Precis: Anne Anlin Cheng’s “Ornamentalism: A Feminist Theory for the Yellow Woman”

Citing the Metropolitan Museum of Art’s 2015 exhibition, China: Through the Looking Glass, Anne Anlin Cheng espouses the conceptualization of a “theory of person thingness” through which Asian women can be de-objectified and regain the actuality of personhood (415). In order to expose us to the limits of our present understanding of how to read and engage the racialized body, Cheng argues that “yellow women,” as she refers to female Asian bodies, have been dislodged of their personhood and subsequently kept from it through exoticized object representations which have not only served to stand-in for the Asian body, but have also made the actual body represented no longer necessary as it has been accounted and answered for through the representation.

Cheng’s use of the China: Through the Looking Glass exhibit, a museum-curated fashion show implicating the Euro-Western gaze, serves her argument by instantiating the dehumanizing and object-centered/subject-dislodging process at the heart of her preoccupation. Cheng makes the claim that pottery, vases, china, porcelain, and ornately-patterned fabrics and material not only point to an Asia of delicate luxury, but have also come to represent Asian femininity and Euro-Western expectations of both luxury and femininity.
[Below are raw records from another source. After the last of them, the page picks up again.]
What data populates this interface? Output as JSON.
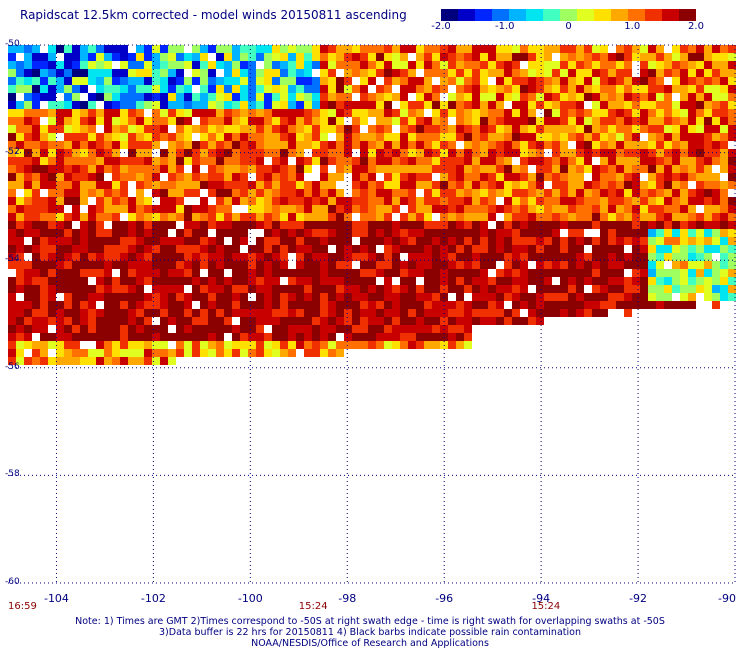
{
  "title": "Rapidscat 12.5km corrected - model winds 20150811 ascending",
  "colorbar": {
    "ticks": [
      "-2.0",
      "-1.0",
      "0",
      "1.0",
      "2.0"
    ],
    "tick_values": [
      -2.0,
      -1.0,
      0,
      1.0,
      2.0
    ],
    "range": [
      -2.0,
      2.0
    ],
    "colors": [
      "#00007f",
      "#0000c8",
      "#0026ff",
      "#0070ff",
      "#00b4ff",
      "#00e5f0",
      "#40ffc0",
      "#a0ff60",
      "#e0ff20",
      "#ffe000",
      "#ffa800",
      "#ff7000",
      "#f03000",
      "#c80000",
      "#8b0000"
    ]
  },
  "map": {
    "lat_labels": [
      "-50",
      "-52",
      "-54",
      "-56",
      "-58",
      "-60"
    ],
    "lat_values": [
      -50,
      -52,
      -54,
      -56,
      -58,
      -60
    ],
    "lon_labels": [
      "-104",
      "-102",
      "-100",
      "-98",
      "-96",
      "-94",
      "-92",
      "-90"
    ],
    "lon_values": [
      -104,
      -102,
      -100,
      -98,
      -96,
      -94,
      -92,
      -90
    ],
    "lon_range": [
      -105,
      -90
    ],
    "lat_range": [
      -50,
      -60
    ],
    "grid_color": "#000080",
    "swath_times": [
      "16:59",
      "15:24",
      "15:24"
    ],
    "swath_time_lons": [
      -105,
      -99,
      -94.2
    ],
    "time_color": "#8b0000"
  },
  "notes": [
    "Note: 1) Times are GMT 2)Times correspond to -50S at right swath edge - time is right swath for overlapping swaths at -50S",
    "3)Data buffer is 22 hrs for 20150811 4) Black barbs indicate possible rain contamination",
    "NOAA/NESDIS/Office of Research and Applications"
  ]
}
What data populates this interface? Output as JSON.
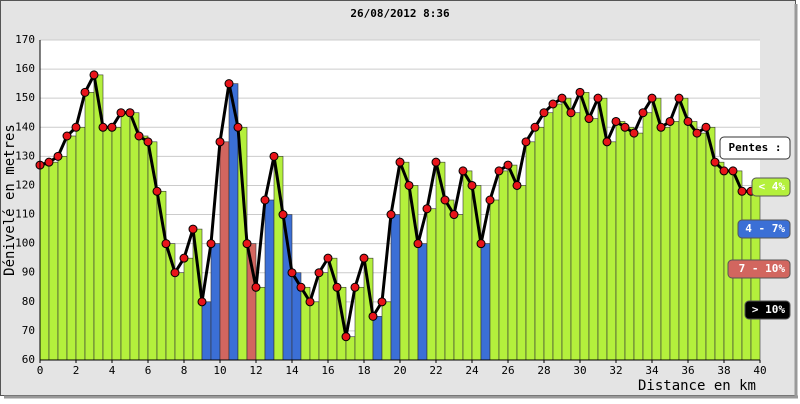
{
  "chart_data": {
    "type": "elevation-bar",
    "title": "26/08/2012 8:36",
    "x_label": "Distance en km",
    "y_label": "Dénivelé en metres",
    "x": [
      0,
      0.5,
      1,
      1.5,
      2,
      2.5,
      3,
      3.5,
      4,
      4.5,
      5,
      5.5,
      6,
      6.5,
      7,
      7.5,
      8,
      8.5,
      9,
      9.5,
      10,
      10.5,
      11,
      11.5,
      12,
      12.5,
      13,
      13.5,
      14,
      14.5,
      15,
      15.5,
      16,
      16.5,
      17,
      17.5,
      18,
      18.5,
      19,
      19.5,
      20,
      20.5,
      21,
      21.5,
      22,
      22.5,
      23,
      23.5,
      24,
      24.5,
      25,
      25.5,
      26,
      26.5,
      27,
      27.5,
      28,
      28.5,
      29,
      29.5,
      30,
      30.5,
      31,
      31.5,
      32,
      32.5,
      33,
      33.5,
      34,
      34.5,
      35,
      35.5,
      36,
      36.5,
      37,
      37.5,
      38,
      38.5,
      39,
      39.5
    ],
    "values": [
      127,
      128,
      130,
      137,
      140,
      152,
      158,
      140,
      140,
      145,
      145,
      137,
      135,
      118,
      100,
      90,
      95,
      105,
      80,
      100,
      135,
      155,
      140,
      100,
      85,
      115,
      130,
      110,
      90,
      85,
      80,
      90,
      95,
      85,
      68,
      85,
      95,
      75,
      80,
      110,
      128,
      120,
      100,
      112,
      128,
      115,
      110,
      125,
      120,
      100,
      115,
      125,
      127,
      120,
      135,
      140,
      145,
      148,
      150,
      145,
      152,
      143,
      150,
      135,
      142,
      140,
      138,
      145,
      150,
      140,
      142,
      150,
      142,
      138,
      140,
      128,
      125,
      125,
      118,
      118
    ],
    "slope_class": [
      0,
      0,
      0,
      0,
      0,
      0,
      0,
      0,
      0,
      0,
      0,
      0,
      0,
      0,
      0,
      0,
      0,
      0,
      1,
      1,
      2,
      1,
      0,
      2,
      0,
      1,
      0,
      1,
      1,
      0,
      0,
      0,
      0,
      0,
      0,
      0,
      0,
      1,
      0,
      1,
      0,
      0,
      1,
      0,
      0,
      0,
      0,
      0,
      0,
      1,
      0,
      0,
      0,
      0,
      0,
      0,
      0,
      0,
      0,
      0,
      0,
      0,
      0,
      0,
      0,
      0,
      0,
      0,
      0,
      0,
      0,
      0,
      0,
      0,
      0,
      0,
      0,
      0,
      0,
      0
    ],
    "marker_color": "#e8141a",
    "legend_title": "Pentes :",
    "legend": [
      {
        "name": "< 4%",
        "color": "#b4f03c"
      },
      {
        "name": "4 - 7%",
        "color": "#3b6fd6"
      },
      {
        "name": "7 - 10%",
        "color": "#d2665f"
      },
      {
        "name": "> 10%",
        "color": "#000000"
      }
    ],
    "xlim": [
      0,
      40
    ],
    "xticks": [
      0,
      2,
      4,
      6,
      8,
      10,
      12,
      14,
      16,
      18,
      20,
      22,
      24,
      26,
      28,
      30,
      32,
      34,
      36,
      38,
      40
    ],
    "ylim": [
      60,
      170
    ],
    "yticks": [
      60,
      70,
      80,
      90,
      100,
      110,
      120,
      130,
      140,
      150,
      160,
      170
    ],
    "grid": true
  }
}
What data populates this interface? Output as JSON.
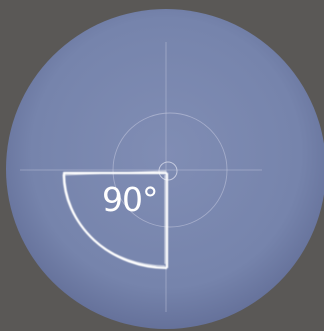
{
  "gizmo": {
    "angle_label": "90°",
    "rotation_degrees": 90,
    "colors": {
      "background": "#5a5856",
      "sphere_center": "#7d8bb3",
      "sphere_edge": "#4f5b82",
      "guide_lines": "#c8cce0",
      "arc": "#ffffff",
      "text": "#ffffff"
    }
  }
}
These artifacts, and their metonymic use, are what Cheng describes as ornamentalism. However, as these stand-ins are recognized more and more, the bodies they represent rendered more ‘recognizable,’ at the same time, those very bodies are made less necessary. This animated expectation of personhood also empties “the yellow woman” of agency, meaning, and real personhood (415).

As compelling a claim as Cheng, a professor of English at Princeton, makes, her argument is also filled with dense, occasionally obtuse wording, which often disorients the reader. This disorientation dislodges the reader from the reading, in effect mirroring the ways in which the subject of her arguments is dislodged from—and even made alien to—herself. Synechdochized, imbricated, nachtraglichtkeit, are among the heavily-weighted terms which an average reader would stumble on. However, another word—one of utmost importance in understanding Cheng’s argument—is ontology. As ontology refers to the very nature of being, which is precisely what is at stake for Cheng in this article, it is a term of paramount importance for the reader to remain focused and clear about.

Despite these weighty terms, and not without its own problematics, however, Cheng’s “Ornamentalism,” a term intentionally evocative of Edward Said’s “orientalism,” grants a much-needed addition, if not entrée, into a discourse which brings objectifying and humanity-dislodging processes into clear relief and begs the reader to consider these processes for what they are. Before entering a “theory of personhood” which raises implicates the view and reception of the “yellow woman,” we are first shown how she has been dismembered, and the importance of restoring personhood finds its vitality in this very attendance, for which we are indebted to Cheng.

Work Cited:

Cheng, Anne Anlin. “Ornamentalism: A Feminist Theory for the Yellow Woman.” Critical Inquiry. Vol. 44, No. 3, February 2018. Pp. 415-46.